If someone had said they couldn’t start the project until they had a coordinator or a budget, it may never have happened, Maheu said. All of La Casita’s partners had the same vision: to make this neighborhood robust and family-friendly.

“It’s that aspect of all of us coming together and supporting it,” she said.

Four years after La Casita opened its doors, it still doesn’t have a budget, but it’s been able to accomplish a surprising amount.

Kathy Martell, with Delta Kappa Gamma, created a one-room library that allows neighborhood children to check out books. She also reads to children who take classes with Willamette Education Service District across the street.

La Casita regularly hosts exercise classes, lets children play basketball in the church gym, hosts summer gardening camps and opens its doors for other nonprofits to teach classes.

Neighbors can pop in looking for resources. Since the neighborhood has many Spanish speakers, people often stop by when they don’t understand a letter they received, said Maria Lemus, La Casita coordinator.

That low-key, non-agency feel lessens the barriers to asking for help. “It’s supposed to be like walking into your neighbor’s house,” Maheu said.

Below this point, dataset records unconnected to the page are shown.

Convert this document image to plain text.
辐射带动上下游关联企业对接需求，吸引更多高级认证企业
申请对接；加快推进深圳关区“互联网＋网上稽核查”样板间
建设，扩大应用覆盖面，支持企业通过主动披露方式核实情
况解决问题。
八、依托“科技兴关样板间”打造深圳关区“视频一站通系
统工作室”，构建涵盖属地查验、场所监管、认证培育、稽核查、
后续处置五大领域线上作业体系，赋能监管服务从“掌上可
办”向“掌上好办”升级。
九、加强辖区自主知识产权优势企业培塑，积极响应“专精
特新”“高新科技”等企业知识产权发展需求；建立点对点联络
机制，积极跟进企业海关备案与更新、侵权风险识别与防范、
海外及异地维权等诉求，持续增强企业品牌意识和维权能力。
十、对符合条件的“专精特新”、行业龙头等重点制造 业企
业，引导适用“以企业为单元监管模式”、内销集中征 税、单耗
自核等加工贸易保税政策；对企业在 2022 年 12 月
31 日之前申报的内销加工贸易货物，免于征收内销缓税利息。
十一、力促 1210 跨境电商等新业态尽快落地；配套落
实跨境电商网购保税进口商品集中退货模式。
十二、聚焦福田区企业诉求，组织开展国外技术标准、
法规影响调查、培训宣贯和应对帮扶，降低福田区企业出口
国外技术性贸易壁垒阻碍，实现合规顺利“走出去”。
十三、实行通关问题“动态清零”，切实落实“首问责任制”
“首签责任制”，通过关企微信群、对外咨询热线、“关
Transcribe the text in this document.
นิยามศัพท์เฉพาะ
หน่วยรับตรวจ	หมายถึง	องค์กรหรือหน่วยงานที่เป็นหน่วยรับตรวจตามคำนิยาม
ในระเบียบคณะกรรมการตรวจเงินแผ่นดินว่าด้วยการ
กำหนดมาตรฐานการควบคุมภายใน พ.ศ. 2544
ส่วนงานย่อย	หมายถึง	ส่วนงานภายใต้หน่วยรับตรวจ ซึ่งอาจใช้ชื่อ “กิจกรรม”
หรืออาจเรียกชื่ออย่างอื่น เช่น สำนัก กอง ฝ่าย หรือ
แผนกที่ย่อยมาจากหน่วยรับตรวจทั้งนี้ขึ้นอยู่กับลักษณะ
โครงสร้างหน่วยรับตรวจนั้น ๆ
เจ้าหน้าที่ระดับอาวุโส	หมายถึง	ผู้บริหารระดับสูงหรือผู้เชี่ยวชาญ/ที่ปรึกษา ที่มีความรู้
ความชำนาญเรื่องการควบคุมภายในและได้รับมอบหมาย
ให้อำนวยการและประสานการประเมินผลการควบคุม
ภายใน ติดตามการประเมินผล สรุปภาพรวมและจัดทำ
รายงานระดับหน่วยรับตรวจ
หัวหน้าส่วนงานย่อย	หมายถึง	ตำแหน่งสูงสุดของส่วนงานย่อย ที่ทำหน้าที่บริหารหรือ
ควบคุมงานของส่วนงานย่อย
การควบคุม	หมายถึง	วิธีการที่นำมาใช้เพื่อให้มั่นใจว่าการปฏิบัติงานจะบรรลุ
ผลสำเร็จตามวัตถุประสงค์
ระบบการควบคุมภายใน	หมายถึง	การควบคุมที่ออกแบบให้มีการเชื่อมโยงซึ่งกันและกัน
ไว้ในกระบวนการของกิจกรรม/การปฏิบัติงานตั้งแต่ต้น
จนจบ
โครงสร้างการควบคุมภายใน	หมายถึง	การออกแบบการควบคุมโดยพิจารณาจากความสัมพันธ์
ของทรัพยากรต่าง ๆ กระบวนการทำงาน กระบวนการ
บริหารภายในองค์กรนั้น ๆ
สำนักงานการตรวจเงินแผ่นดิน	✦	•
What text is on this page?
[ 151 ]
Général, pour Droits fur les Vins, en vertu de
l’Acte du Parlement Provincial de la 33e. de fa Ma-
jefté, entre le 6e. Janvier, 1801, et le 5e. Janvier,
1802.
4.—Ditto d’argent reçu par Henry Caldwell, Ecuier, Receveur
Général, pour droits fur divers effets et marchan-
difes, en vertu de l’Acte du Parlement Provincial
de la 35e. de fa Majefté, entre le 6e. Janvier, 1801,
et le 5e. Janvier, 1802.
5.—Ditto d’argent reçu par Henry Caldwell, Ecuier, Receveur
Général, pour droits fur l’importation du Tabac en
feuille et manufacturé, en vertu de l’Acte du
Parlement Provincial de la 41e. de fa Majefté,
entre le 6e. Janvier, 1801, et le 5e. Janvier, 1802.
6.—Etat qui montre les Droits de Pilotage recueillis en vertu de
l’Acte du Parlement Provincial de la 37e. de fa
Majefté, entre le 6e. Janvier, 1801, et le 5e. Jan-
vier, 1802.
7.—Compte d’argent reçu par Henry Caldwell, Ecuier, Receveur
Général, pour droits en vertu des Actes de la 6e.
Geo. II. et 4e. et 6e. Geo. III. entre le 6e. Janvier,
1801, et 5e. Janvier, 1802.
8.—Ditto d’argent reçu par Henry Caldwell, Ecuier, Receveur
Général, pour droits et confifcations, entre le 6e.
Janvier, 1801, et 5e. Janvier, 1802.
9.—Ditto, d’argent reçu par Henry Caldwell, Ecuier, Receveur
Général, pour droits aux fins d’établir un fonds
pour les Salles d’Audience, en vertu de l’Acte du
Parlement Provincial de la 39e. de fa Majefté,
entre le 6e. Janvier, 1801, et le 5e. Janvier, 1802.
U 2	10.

Over the years, the partners have brought a variety of programs to the center. Some worked, while others weren’t what the community wanted.

Now, the neighbors have taken ownership of the house. They suggest program ideas, volunteer without being asked, take responsibility for keeping the place clean and generally treat it like their own homes.

When the weekly coffee hour was created, it was a structured time for women to come and talk about their lives over a cup of java. The women were all strangers referred by case managers.

Over time, the ladies who showed up made it into a potluck lunch with people coming and going as they were able.

Lemus is there in case the women need anything, but she’s treated just like one of the ladies. She’s a friend, a neighbor.

If one of the ladies has a friend she knows could use some support, she invites her to coffee, Lemus said.

Through La Casita, Maheu said the partners did what it set out to do: They created a friendly house neighbors could use and brought resources spread throughout the community to a place residents could access right next door.